Паша пришел в сознание от того, что его ноги и руки дергались как у марионетки. Тело то выгибалось вверх, то падало вниз на постель, разбрасывая тряпки и разрушая периметр антимагического амулета.
«Интересно девки пляшут?! Ноги выше головы!» — развеселился Паша, наблюдая за своим-чужим телом.

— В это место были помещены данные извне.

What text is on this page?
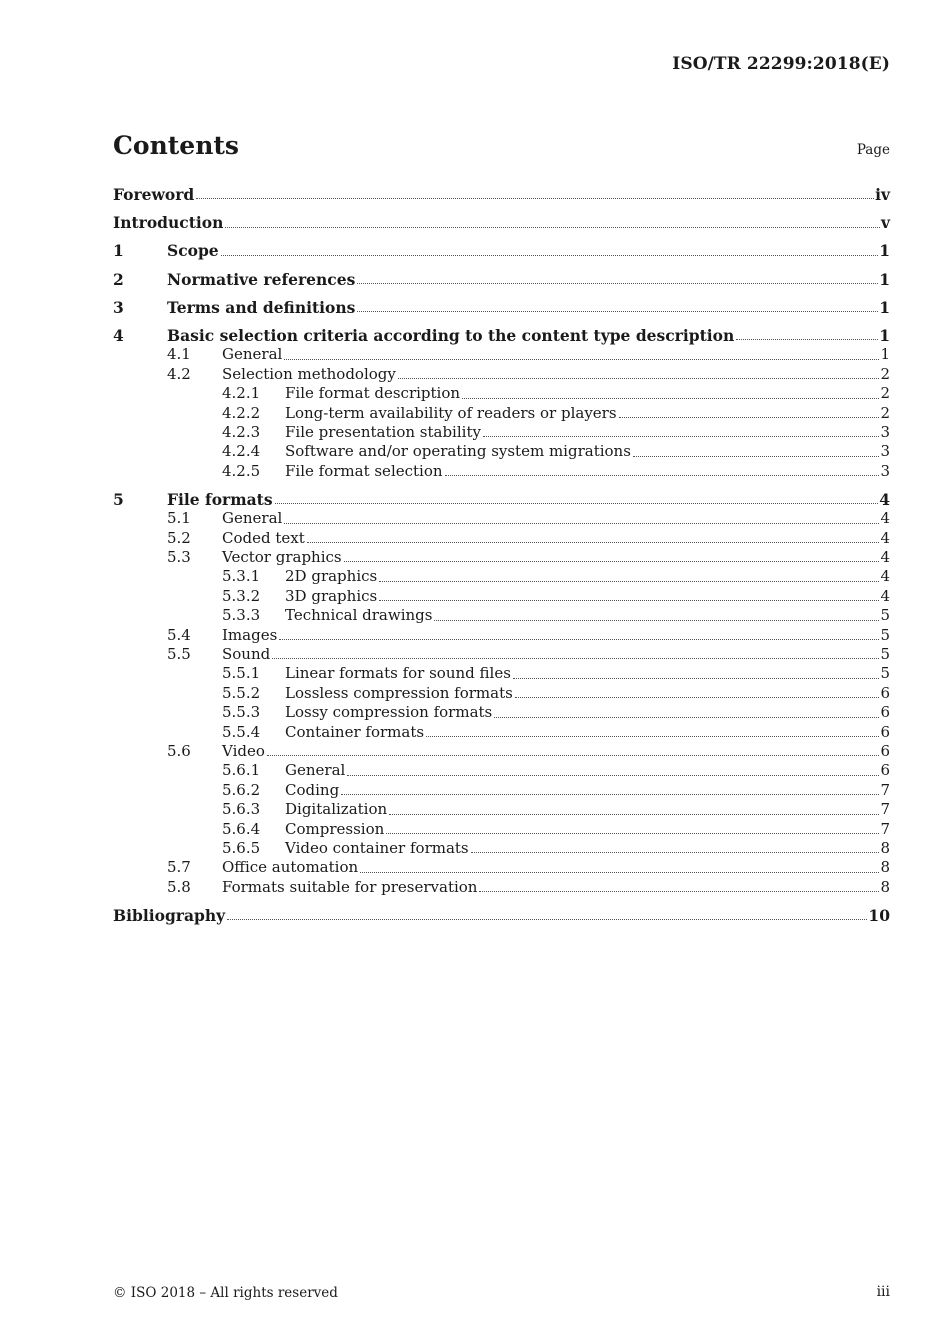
ISO/TR 22299:2018(E)
Contents	Page
Foreword	iv
Introduction	v
1	Scope	1
2	Normative references	1
3	Terms and definitions	1
4	Basic selection criteria according to the content type description	1
4.1	General	1
4.2	Selection methodology	2
4.2.1	File format description	2
4.2.2	Long-term availability of readers or players	2
4.2.3	File presentation stability	3
4.2.4	Software and/or operating system migrations	3
4.2.5	File format selection	3
5	File formats	4
5.1	General	4
5.2	Coded text	4
5.3	Vector graphics	4
5.3.1	2D graphics	4
5.3.2	3D graphics	4
5.3.3	Technical drawings	5
5.4	Images	5
5.5	Sound	5
5.5.1	Linear formats for sound files	5
5.5.2	Lossless compression formats	6
5.5.3	Lossy compression formats	6
5.5.4	Container formats	6
5.6	Video	6
5.6.1	General	6
5.6.2	Coding	7
5.6.3	Digitalization	7
5.6.4	Compression	7
5.6.5	Video container formats	8
5.7	Office automation	8
5.8	Formats suitable for preservation	8
Bibliography	10
© ISO 2018 – All rights reserved	iii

Монах никогда не приковывал узника к постели, и теперь выяснилось — зря! Тело само, без участия Паши, скатилось на пол. Почти одновременно: в мозг хлынул яд, и буря магической силы обрушилась на Пашу. Яд выжигал голову изнутри, казалось, черепная коробка взорвется. Магия давала ощущение всемогущества, Паша чувствовал себя всеведущим, всесильным. Он упивался возвращением к жизни, умирая. Мгновения растянулись в бесконечные минуты и часы, казалось, что время остановилось.
Монах.
Монах выждал достаточно времени, чтобы пленник мог умереть дважды и трижды. Открыв дверь, он увидел узника на полу. Жив тот, или нет понять было трудно, тело мужчины давно потеряло очевидные признаки жизни, превратившись в обтянутый кожей скелет. Раньше монах замечал редкую пульсацию тонкой синей жилки на голом черепе. Тело лежало лицом вниз, монах не мог рассмотреть привычный признак, он приподнял «мертвеца» и положил на спину. Взгляд пленника, осмысленный, яростный, загипнотизировал монаха, полностью подчинил его волю, превратил в придаток физически беспомощного мага. Бывший монах, бывший санитар, бывший человек переоделся в лохмотья узника — тот когда-то был высоким, крепким мужчиной. Марионетка поправила периметр антимагического амулета, что удивительно, тот сразу же заработал. Прошел час, прежде чем тело монаха достаточно ссохлось, чтобы напоминать мумию.